Véngase con nosotros porque va a estar bueno eso, pero, pa qu’este mejor, denos permiso de
balaciar los focos, de apagarlos a tiros... ande, que va a estar bueno...
62
- Pero muchachos, no sean guanajos: la seguridad pública, las señoras, ¿y si el jefe político
brinca?
- Es por Panchito.
- ¿Por Chico Pancho?
- Sí, que le hemos puesto Panchito Chapopote y hay que bautizarlo con tequila.
- Já, já, já, Panchito Chapopote, já, já, já. Está bueno eso.
- Va a estar mejor si rompemos los focos.
- Pero muchachos...
- Don Panchito Chapopote, señor, y miré, le llevamos gallo a...
- ¡Chist! Bueno, pues qué he de hacer, pero no lo digan a nadie. Y miren pa que estén contentos
les voy a regalar una caja de habanero.
- ¡Que viva el Señor Alcalde!
- ¡Qué viva Panchito Chapopote!
- ¡Paf!... un foco.
- ¡Paf! ¡Paf! ¡paf! ¡paf!
- A la saludo de Panchito va este...¡paf!
Voces de auxilio. Las mujeres tiemblan. Las jóvenes rezan. Comentarios absurdos por el pueblo.
- ¡Se ha levantado Panchito Chapopote!
- ¡Han matado a Panchito Chapopote!
- ¡Se raptó a Liboria!
- ¡Han matado al Alcalde!
- ¡Son los dorados!
- ¡No! ¡Son los Plateados!
- ¡Qué va, son los tiznados!
................................................................
- ¡Pif! ¡paf! ¡pif! ¡paf!
- ¡Que viva el Señor Alcalde!
- ¡Que viva mi cuate!
- No se oye la guitarra.
- Se juntan las guitarras. Los cantores insisten en su son.
...................................................................................
- ¡Que viva el Alcalde!
- ¡Arriba Panchito Chapopote!
- ¡Pif! ¡paf ¡pof! ¡puf!
Se acabaron los focos. El pueblo queda a oscuras. Los juerguistas le disparan sus pistolas a la
Luna. La Luna hace un guiño burlesco. Panchito le dispara muy serio un escopetazo de chapopote.

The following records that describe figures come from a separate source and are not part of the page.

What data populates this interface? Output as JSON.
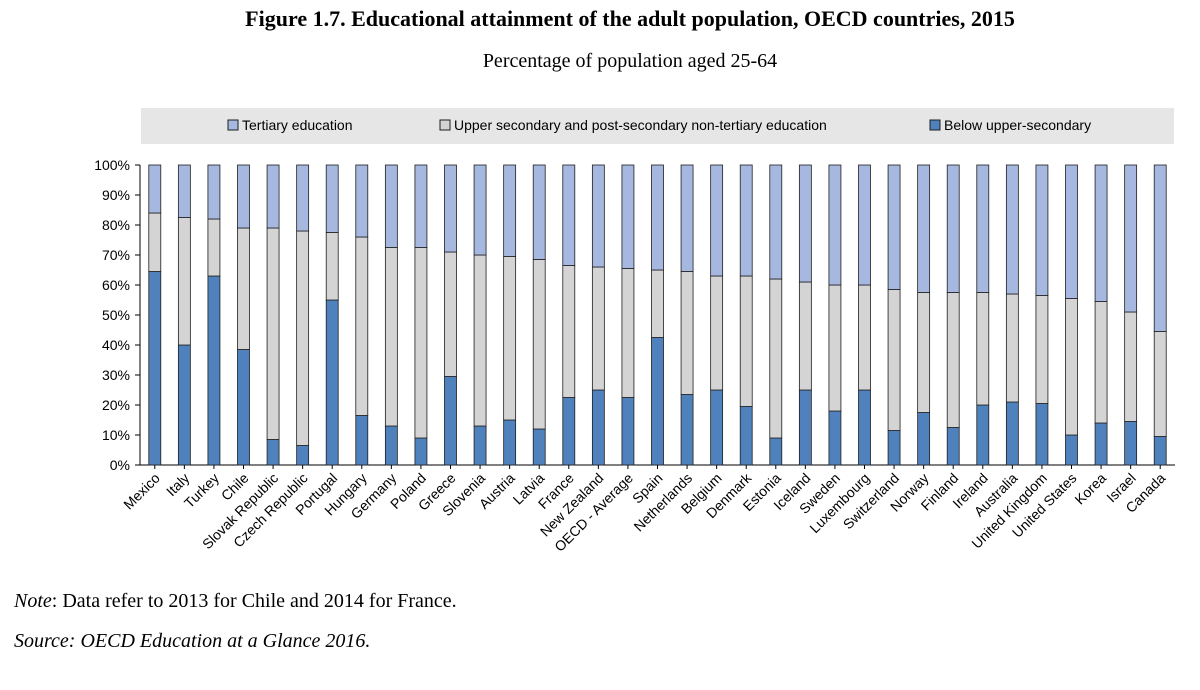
{
  "title": "Figure 1.7. Educational attainment of the adult population, OECD countries, 2015",
  "subtitle": "Percentage of population aged 25-64",
  "note": {
    "label": "Note",
    "text": ": Data refer to 2013 for Chile and 2014 for France."
  },
  "source": "Source: OECD Education at a Glance 2016.",
  "colors": {
    "tertiary": "#a6b8e0",
    "upper": "#d4d4d4",
    "below": "#4f81bd",
    "legend_bg": "#e6e6e6",
    "stroke": "#1f1f1f"
  },
  "chart_data": {
    "type": "bar",
    "stacked": true,
    "ylim": [
      0,
      100
    ],
    "yticks": [
      "0%",
      "10%",
      "20%",
      "30%",
      "40%",
      "50%",
      "60%",
      "70%",
      "80%",
      "90%",
      "100%"
    ],
    "legend_position": "top",
    "categories": [
      "Mexico",
      "Italy",
      "Turkey",
      "Chile",
      "Slovak Republic",
      "Czech Republic",
      "Portugal",
      "Hungary",
      "Germany",
      "Poland",
      "Greece",
      "Slovenia",
      "Austria",
      "Latvia",
      "France",
      "New Zealand",
      "OECD - Average",
      "Spain",
      "Netherlands",
      "Belgium",
      "Denmark",
      "Estonia",
      "Iceland",
      "Sweden",
      "Luxembourg",
      "Switzerland",
      "Norway",
      "Finland",
      "Ireland",
      "Australia",
      "United Kingdom",
      "United States",
      "Korea",
      "Israel",
      "Canada"
    ],
    "series": [
      {
        "name": "Below upper-secondary",
        "values": [
          64.5,
          40,
          63,
          38.5,
          8.5,
          6.5,
          55,
          16.5,
          13,
          9,
          29.5,
          13,
          15,
          12,
          22.5,
          25,
          22.5,
          42.5,
          23.5,
          25,
          19.5,
          9,
          25,
          18,
          25,
          11.5,
          17.5,
          12.5,
          20,
          21,
          20.5,
          10,
          14,
          14.5,
          9.5
        ]
      },
      {
        "name": "Upper secondary and post-secondary non-tertiary education",
        "values": [
          19.5,
          42.5,
          19,
          40.5,
          70.5,
          71.5,
          22.5,
          59.5,
          59.5,
          63.5,
          41.5,
          57,
          54.5,
          56.5,
          44,
          41,
          43,
          22.5,
          41,
          38,
          43.5,
          53,
          36,
          42,
          35,
          47,
          40,
          45,
          37.5,
          36,
          36,
          45.5,
          40.5,
          36.5,
          35
        ]
      },
      {
        "name": "Tertiary education",
        "values": [
          16,
          17.5,
          18,
          21,
          21,
          22,
          22.5,
          24,
          27.5,
          27.5,
          29,
          30,
          30.5,
          31.5,
          33.5,
          34,
          34.5,
          35,
          35.5,
          37,
          37,
          38,
          39,
          40,
          40,
          41.5,
          42.5,
          42.5,
          42.5,
          43,
          43.5,
          44.5,
          45.5,
          49,
          55.5
        ]
      }
    ],
    "legend_order": [
      "Tertiary education",
      "Upper secondary and post-secondary non-tertiary education",
      "Below upper-secondary"
    ]
  }
}
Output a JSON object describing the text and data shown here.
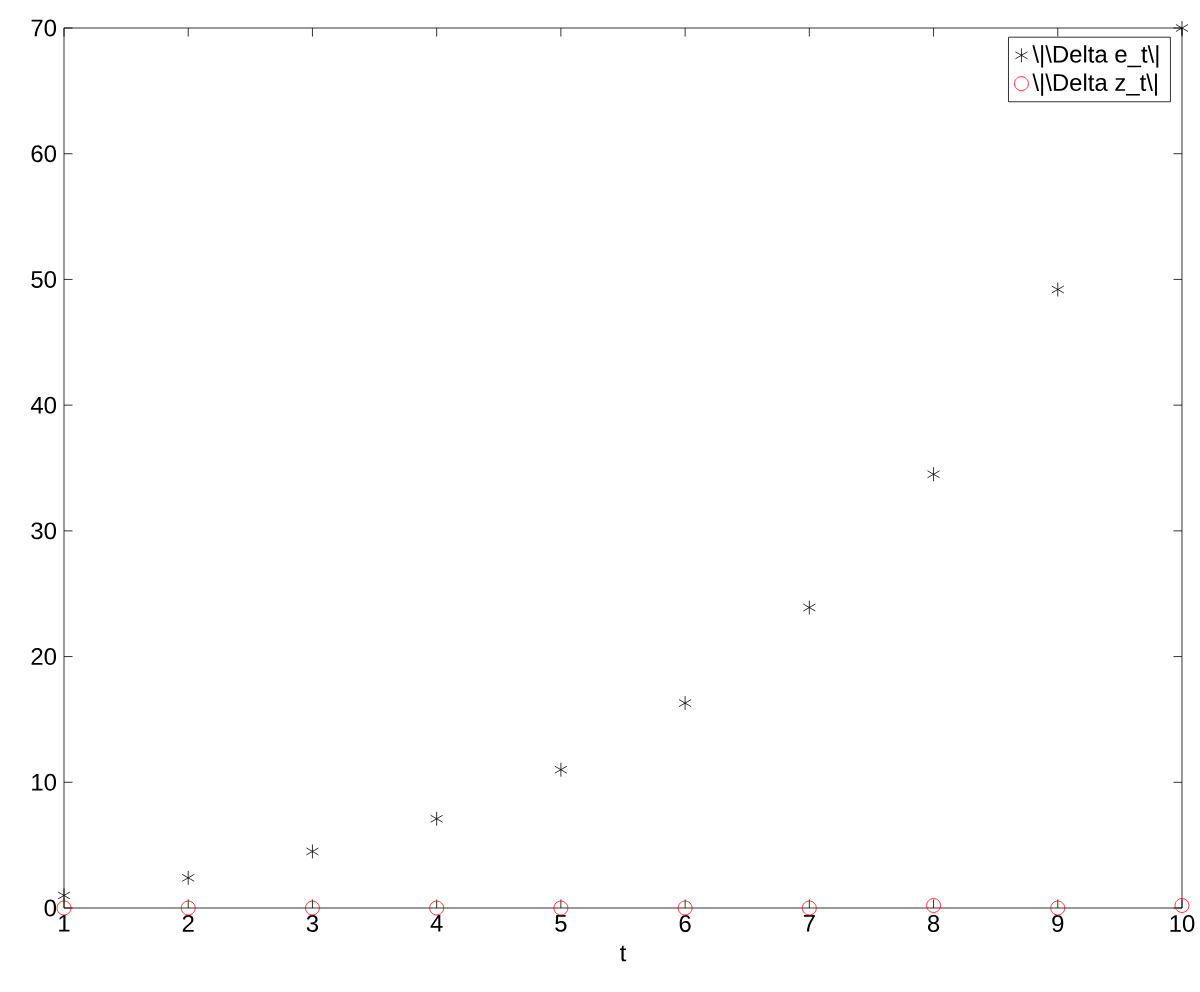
{
  "chart_data": {
    "type": "scatter",
    "xlabel": "t",
    "x": [
      1,
      2,
      3,
      4,
      5,
      6,
      7,
      8,
      9,
      10
    ],
    "series": [
      {
        "name": "\\|\\Delta e_t\\|",
        "color": "#000000",
        "marker": "cross",
        "values": [
          1,
          2.4,
          4.5,
          7.1,
          11,
          16.3,
          23.9,
          34.5,
          49.2,
          70
        ]
      },
      {
        "name": "\\|\\Delta z_t\\|",
        "color": "#ff0000",
        "marker": "circle",
        "values": [
          0,
          0,
          0,
          0,
          0,
          0,
          0,
          0.2,
          0,
          0.2
        ]
      }
    ],
    "xlim": [
      1,
      10
    ],
    "xticks": [
      1,
      2,
      3,
      4,
      5,
      6,
      7,
      8,
      9,
      10
    ],
    "ylim": [
      0,
      70
    ],
    "yticks": [
      0,
      10,
      20,
      30,
      40,
      50,
      60,
      70
    ],
    "grid": false,
    "legend": "top right"
  }
}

Desaparece la Luna entre las nubes, (año de chapopote). El cielo se encapota. La noche se nubla.
- ¡Pif! ¡paf! ¡pof! ¡puf!
63
- ¡Panchito ha apagado la Luna!
- ¡Viva Panchito chapopote!
Un poeta borracho, desde Francia:
-
¡Hé bonsoir la Lune!
Llega una caravana de gringos a caballo. Rumores extraordinarios llenan el pueblo.
Al frente de la caravana, un viejecito simpático: bigote blanco, recortado a la inglesa, casco de
corcho y ojos claros.
Junto a él, solícito y meloso, un licenciado, vestido de jaquette, zapatos negros y bombín.
Atrás, la guardia escolta:: soldados, sargento, coronel. – Sólo faltaba un cura para que estuviera
representado todo el país.
El gobierno de don Porfirio cuida al gringo. Teme que algo le pase al viejecito que busca petróleo.
Para él, era Tío Sam un bicho de cuidado.
Aún no descubría México el secreto. Habían de pasar muchos años, correr mucha sangre, para
que prendiera a reírse de él.
La caravana de gringos busca albergue.
En Tepetate no hay hotel. Tepetate se agita, las viejas se asoman. Manchas blancas de camisolas
alegran las casitas. Panchito Chapopote deja el cabo de pluma. Salta entre haces de zapupe,
arriesga la cara fuera de la puerta.
Todos buscan al alcalde. El alcalde no parece.
Un chusco:
- ¡Mi reino por un alcalde!
El alcalde se ha vuelto ojo de aguja.
- Ha d’estar en casa de l’Ulogia –apunta al gendarme. (El gendarme es Inspector General de
Policía).
- Acabáramos... – comenta.
Se va por el alcalde. Paso veloz: ¡a una!... un, dos; un, dos; un, dos...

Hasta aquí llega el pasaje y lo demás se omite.